Dean’s eyes amusedly flicker off to the side, his own grin unashamed. “Fuck you,” he breathes out. Then, looking down at Castiel, he gently shakes his head: “Fuck it.”—an absentminded whisper before he takes that step closer and bends down to kiss Cas.
A soft, surprised grunt whines from Castiel’s throat, but easily are his hands in Dean’s hair to pull him closer. Dean hums a moan and glides in, the movement of Castiel’s mouth on his making his voice box weak. He drifts his grasp from either side of Cas’ jaw to his throat, holding it gently before stretching out a thumb to softly push it into the underside of Cas’ chin. The man makes a feeble noise, small and from the back of his throat, and threads his fingers deeper along Dean’s scalp.

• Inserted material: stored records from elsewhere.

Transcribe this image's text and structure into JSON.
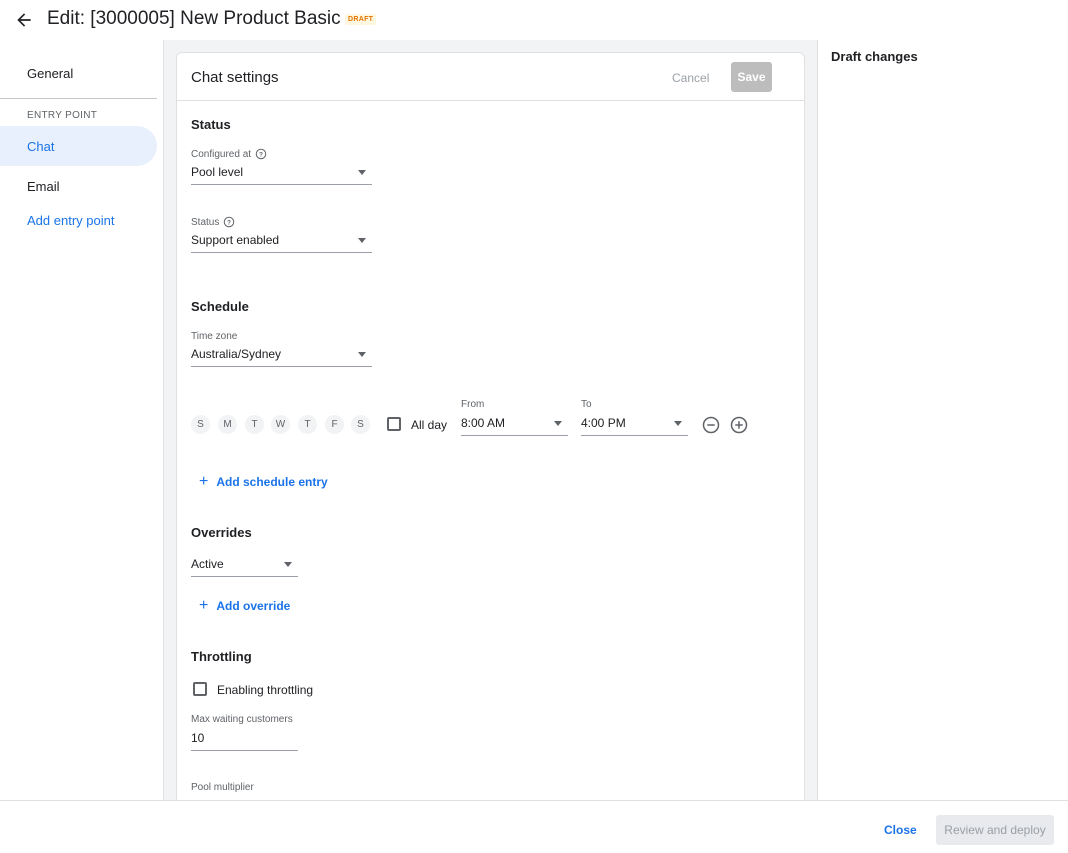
{
  "header": {
    "title": "Edit: [3000005] New Product Basic",
    "badge": "DRAFT",
    "back_icon": "arrow-back-icon"
  },
  "nav": {
    "general": "General",
    "section_label": "ENTRY POINT",
    "chat": "Chat",
    "email": "Email",
    "add_entry": "Add entry point"
  },
  "card": {
    "title": "Chat settings",
    "cancel": "Cancel",
    "save": "Save"
  },
  "status_section": {
    "title": "Status",
    "configured_label": "Configured at",
    "configured_value": "Pool level",
    "status_label": "Status",
    "status_value": "Support enabled"
  },
  "schedule": {
    "title": "Schedule",
    "timezone_label": "Time zone",
    "timezone_value": "Australia/Sydney",
    "days": [
      "S",
      "M",
      "T",
      "W",
      "T",
      "F",
      "S"
    ],
    "all_day": "All day",
    "from_label": "From",
    "from_value": "8:00 AM",
    "to_label": "To",
    "to_value": "4:00 PM",
    "add_entry": "Add schedule entry"
  },
  "overrides": {
    "title": "Overrides",
    "value": "Active",
    "add": "Add override"
  },
  "throttling": {
    "title": "Throttling",
    "enable_label": "Enabling throttling",
    "max_waiting_label": "Max waiting customers",
    "max_waiting_value": "10",
    "pool_multiplier_label": "Pool multiplier"
  },
  "right_panel": {
    "title": "Draft changes"
  },
  "footer": {
    "close": "Close",
    "deploy": "Review and deploy"
  },
  "colors": {
    "accent": "#1a73e8",
    "badge_bg": "#fef7e0",
    "badge_text": "#e37400"
  }
}
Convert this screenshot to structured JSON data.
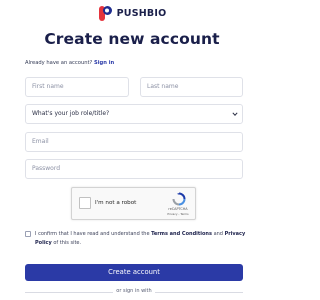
{
  "brand": {
    "name": "PUSHBIO"
  },
  "page": {
    "title": "Create new account"
  },
  "signin_prompt": {
    "text": "Already have an account?",
    "link": "Sign in"
  },
  "form": {
    "first_name": {
      "placeholder": "First name"
    },
    "last_name": {
      "placeholder": "Last name"
    },
    "job_role": {
      "selected": "What's your job role/title?"
    },
    "email": {
      "placeholder": "Email"
    },
    "password": {
      "placeholder": "Password"
    }
  },
  "captcha": {
    "label": "I'm not a robot",
    "brand": "reCAPTCHA",
    "links": "Privacy - Terms"
  },
  "agreement": {
    "prefix": "I confirm that I have read and understand the",
    "terms": "Terms and Conditions",
    "and": "and",
    "privacy": "Privacy",
    "policy": "Policy",
    "suffix": "of this site."
  },
  "actions": {
    "create_label": "Create account",
    "divider_text": "or sign in with"
  },
  "colors": {
    "primary": "#2b3aa6",
    "brand_navy": "#1a1f4a",
    "brand_red": "#e5343d"
  }
}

Heat pools faster and thicker in Dean’s abdomen. Every desperate kiss feeds it, each breathy groan enrages it. When he pushes into Castiel’s mouth to hear another, the man gets knocked back onto his elbows and the kiss breaks. Dean breathes fast and heavy into the muddled inch between them, his eyes lidded. “Okay,” he whispers. “Okay. Okay, okay.” Castiel touches their foreheads together in a loose chase for Dean’s mouth, but he inches away and repeats himself.
Another dazed exchange of breath and Dean pulls away.
“I’m going,” he says as he pulls his bent knee off the bed—not something he knowingly did, “to go to bed—like—now.”
Castiel nods with him, a stunned sort of amazement in his gaze. He picks himself up off his elbow, chest heaving.
Dean skims a thumb softly against his own lower lip. “Cas,” he breathes out in a strained voice.
“Yeah?” he asks, breathless.
“We’re in Hawaii now. There’s no reason why your lips should still be chapped.”